Lors d’un discours prononcé samedi à la Conférence sur la sécurité de Munich, le secrétaire d’État Marco Rubio a complètement laissé tomber le masque dans une diatribe troublante sur la nécessité de revenir au bon vieux temps où les puissances occidentales dominaient le sud de la planète sans prétention ni excuse.

« Pendant cinq siècles, avant la fin de la Seconde Guerre mondiale, l’Occident s’était développé : ses missionnaires, ses pèlerins, ses soldats, ses explorateurs quittaient ses côtes pour traverser les océans, coloniser de nouveaux continents et bâtir de vastes empires s’étendant à travers le globe », a déclaré Rubio. « Mais en 1945, pour la première fois depuis l’époque de Christophe Colomb, il était en déclin. L’Europe était en ruines. La moitié de son territoire vivait derrière un rideau de fer et le reste semblait sur le point de suivre. Les grands empires occidentaux étaient entrés dans un déclin irréversible, accéléré par des révolutions communistes athées et des soulèvements anticolonialistes qui allaient transformer le monde et draper le marteau et la faucille rouges sur de vastes portions de la carte dans les années à venir. »

Rubio, un gusano notoirement anticommuniste, admet ici que le socialisme a joué un rôle de premier plan dans la lutte contre le colonialisme abusif et la construction d’empires par le monde occidental au cours des dernières décennies. Une personne normale considérerait cela comme un argument de poids en faveur du socialisme, mais Rubio le présente comme une mauvaise chose.

Rubio a exhorté les Européens à se joindre à leurs frères chrétiens blancs aux États-Unis pour reconquérir les communistes et les païens à la peau brune qui ont insisté sur leur propre souveraineté et la promotion de leurs propres intérêts :

Sous la présidence de Trump, les États-Unis d’Amérique se chargeront à nouveau de la tâche de renouveau et de restauration, animés par la vision d’un avenir aussi fier, souverain et vital que le passé de notre civilisation. Et bien que nous soyons prêts, si nécessaire, à le faire seuls, nous préférons et espérons le faire avec vous, nos amis ici en Europe.

Les États-Unis et l’Europe sont liés. L’Amérique a été fondée il y a 250 ans, mais ses racines remontent à bien plus loin sur ce continent. Les hommes qui ont colonisé et bâti la nation où je suis né sont arrivés sur nos côtes en apportant avec eux les souvenirs, les traditions et la foi chrétienne de leurs ancêtres, comme un héritage sacré, un lien indestructible entre l’ancien monde et le nouveau.

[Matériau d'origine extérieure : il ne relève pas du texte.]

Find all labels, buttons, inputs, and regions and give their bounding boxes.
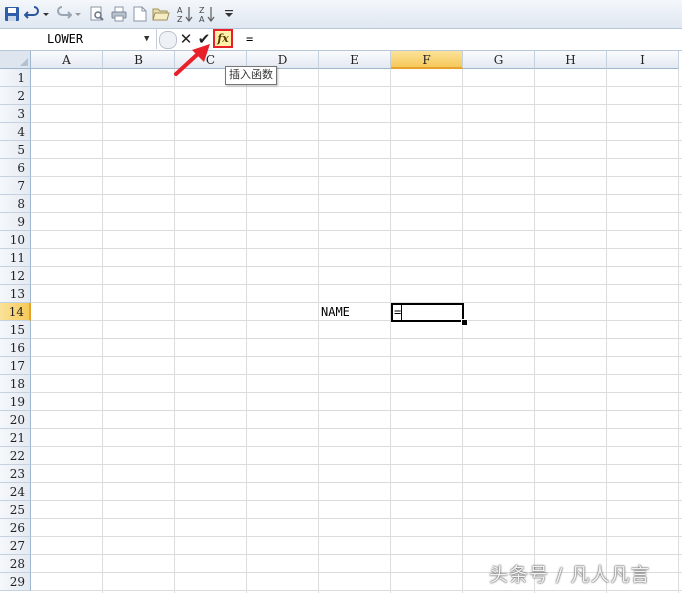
- cell-e14[interactable]: NAME: [321, 303, 350, 321]
- worksheet-grid[interactable]: A B C D E F G H I 1 2 3 4 5 6 7 8 9 10 11 12 13 14 15 1…: [0, 51, 682, 593]
- svg-text:Z: Z: [177, 15, 183, 23]
- name-box[interactable]: LOWER ▼: [0, 29, 157, 49]
- watermark: 头条号 / 凡人凡言: [489, 564, 651, 586]
- row-header-18[interactable]: 18: [0, 375, 31, 393]
- name-box-dropdown-icon[interactable]: ▼: [144, 29, 149, 49]
- insert-function-tooltip: 插入函数: [225, 66, 277, 85]
- sort-descending-icon[interactable]: ZA: [198, 5, 216, 23]
- sort-ascending-icon[interactable]: AZ: [176, 5, 194, 23]
- print-preview-icon[interactable]: [88, 5, 106, 23]
- print-icon[interactable]: [110, 5, 128, 23]
- open-icon[interactable]: [152, 5, 170, 23]
- row-header-8[interactable]: 8: [0, 195, 31, 213]
- cell-area[interactable]: NAME =: [31, 69, 682, 593]
- row-header-12[interactable]: 12: [0, 267, 31, 285]
- undo-icon[interactable]: [24, 5, 40, 23]
- row-header-6[interactable]: 6: [0, 159, 31, 177]
- row-header-5[interactable]: 5: [0, 141, 31, 159]
- column-header-a[interactable]: A: [31, 51, 103, 69]
- name-box-value[interactable]: LOWER: [47, 29, 83, 49]
- save-icon[interactable]: [3, 5, 21, 23]
- svg-text:Z: Z: [199, 6, 205, 15]
- row-header-26[interactable]: 26: [0, 519, 31, 537]
- column-header-i[interactable]: I: [607, 51, 679, 69]
- column-header-h[interactable]: H: [535, 51, 607, 69]
- column-header-f[interactable]: F: [391, 51, 463, 69]
- active-cell-value[interactable]: =: [393, 305, 403, 320]
- column-header-g[interactable]: G: [463, 51, 535, 69]
- row-header-2[interactable]: 2: [0, 87, 31, 105]
- row-header-29[interactable]: 29: [0, 573, 31, 591]
- row-header-11[interactable]: 11: [0, 249, 31, 267]
- fill-handle[interactable]: [461, 319, 468, 326]
- row-header-22[interactable]: 22: [0, 447, 31, 465]
- row-header-10[interactable]: 10: [0, 231, 31, 249]
- select-all-button[interactable]: [0, 51, 31, 69]
- row-header-25[interactable]: 25: [0, 501, 31, 519]
- active-cell-f14[interactable]: =: [391, 303, 464, 322]
- redo-icon[interactable]: [56, 5, 72, 23]
- customize-icon[interactable]: [223, 5, 235, 23]
- row-header-4[interactable]: 4: [0, 123, 31, 141]
- redo-dropdown-icon[interactable]: [74, 5, 82, 23]
- row-header-3[interactable]: 3: [0, 105, 31, 123]
- row-header-13[interactable]: 13: [0, 285, 31, 303]
- row-header-27[interactable]: 27: [0, 537, 31, 555]
- new-icon[interactable]: [132, 5, 148, 23]
- formula-bar: LOWER ▼ ✕ ✔ fx =: [0, 29, 682, 51]
- row-header-24[interactable]: 24: [0, 483, 31, 501]
- row-header-28[interactable]: 28: [0, 555, 31, 573]
- annotation-arrow-icon: [174, 44, 210, 76]
- row-header-14[interactable]: 14: [0, 303, 31, 321]
- svg-text:A: A: [177, 6, 183, 15]
- row-header-19[interactable]: 19: [0, 393, 31, 411]
- column-header-e[interactable]: E: [319, 51, 391, 69]
- row-header-21[interactable]: 21: [0, 429, 31, 447]
- quick-access-toolbar: AZ ZA: [0, 0, 682, 29]
- row-header-9[interactable]: 9: [0, 213, 31, 231]
- row-header-23[interactable]: 23: [0, 465, 31, 483]
- row-header-20[interactable]: 20: [0, 411, 31, 429]
- formula-input[interactable]: =: [246, 29, 253, 49]
- row-header-7[interactable]: 7: [0, 177, 31, 195]
- svg-text:A: A: [199, 15, 205, 23]
- row-header-16[interactable]: 16: [0, 339, 31, 357]
- row-header-17[interactable]: 17: [0, 357, 31, 375]
- row-header-1[interactable]: 1: [0, 69, 31, 87]
- undo-dropdown-icon[interactable]: [42, 5, 50, 23]
- column-header-b[interactable]: B: [103, 51, 175, 69]
- row-header-15[interactable]: 15: [0, 321, 31, 339]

Nous faisons partie d’une seule et même civilisation : la civilisation occidentale. Nous sommes liés les uns aux autres par les liens les plus profonds que des nations puissent partager, forgés par des siècles d’histoire commune, de foi chrétienne, de culture, d’héritage, de langue, d’ascendance et par les sacrifices que nos ancêtres ont consentis ensemble pour la civilisation commune dont nous avons hérité.

Il faut être un psychopathe d’un genre particulier pour regarder avec nostalgie cinq siècles de colonialisme et d’impérialisme occidentaux incontrôlés, puis préconiser un retour à cette époque horrible. Des génocides de masse à travers des continents entiers. La traite négrière africaine. L’asservissement violent et l’esclavage de populations entières. C’est ce que Rubio regarde avec nostalgie et regret.

Et cela sans parler, bien sûr, de la sauvagerie dont fait preuve aujourd’hui sa chère « civilisation occidentale ». C’est la civilisation de l’holocauste de Gaza. La civilisation qui ne peut exister sans guerre, exploitation et extraction constantes. La civilisation qui étrangle actuellement Cuba et se prépare à la guerre avec l’Iran. La civilisation qui, encore aujourd’hui, asservit et pille violemment les pays du Sud. La civilisation de l’écocide. La civilisation d’Epstein.

La civilisation occidentale est la civilisation la plus dégénérée et la plus brutale qui ait jamais existé. Elle n’a pas besoin de retrouver sa gloire passée, elle doit être stoppée dans son élan et assainie. Cela saute aux yeux quand on voit les dirigeants dérangés que cette civilisation a élevés à des postes de pouvoir.